Namun, di antara semua keseriusan itu, ada momen-momen lucu yang tak terduga. Ketika pasangan baru biasanya akan pergi berbulan madu, aku dan istriku justru menuju klinik dokter karena kami malah sakit setelah menikah. “Harusnya kita tamasya atau honeymoon, tapi malah ke dokter,” candaku di ruang tunggu dokter. Istriku, yang sekarang kupanggil dengan nama Dik Ita, bukan Mbak Ita lagi, hanya tertawa, meski dalam hatinya merasa ini adalah awal kehidupan nyata sebagai pasangan suami istri.
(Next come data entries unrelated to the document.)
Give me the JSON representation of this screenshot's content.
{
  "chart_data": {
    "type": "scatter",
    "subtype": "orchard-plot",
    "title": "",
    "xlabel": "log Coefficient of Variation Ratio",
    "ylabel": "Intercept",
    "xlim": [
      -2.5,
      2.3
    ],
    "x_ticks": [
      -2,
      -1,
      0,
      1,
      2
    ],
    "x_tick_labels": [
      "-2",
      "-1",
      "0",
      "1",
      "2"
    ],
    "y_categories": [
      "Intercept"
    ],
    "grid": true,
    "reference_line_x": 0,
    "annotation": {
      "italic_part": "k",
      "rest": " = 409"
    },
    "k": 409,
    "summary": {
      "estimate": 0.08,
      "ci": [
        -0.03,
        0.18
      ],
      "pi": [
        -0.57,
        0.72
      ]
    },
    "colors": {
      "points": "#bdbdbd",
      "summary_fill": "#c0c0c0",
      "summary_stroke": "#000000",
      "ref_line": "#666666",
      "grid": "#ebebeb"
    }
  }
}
Bahkan di momen ini, mereka menyadari bahwa bukan liburan mewah yang terpenting, tetapi kebersamaan dan saling mendukung di setiap langkah kehidupan.
Kakak laki-laki Dik Ita, Mas Udin, yang ikut hadir di rumah beberapa hari setelah acara pernikahan, tak lupa memberikan nasihat yang jenaka namun penuh makna. “Suaminya diurusin, dimasakin, jangan dianggurin, Ita,” katanya sambil tertawa kecil. Istriku hanya mengangguk sambil tersenyum, menyadari bahwa tanggung jawab sebagai istri tidak hanya tentang cinta, tetapi juga tentang perhatian dan kesetiaan dalam hal-hal kecil sehari-hari.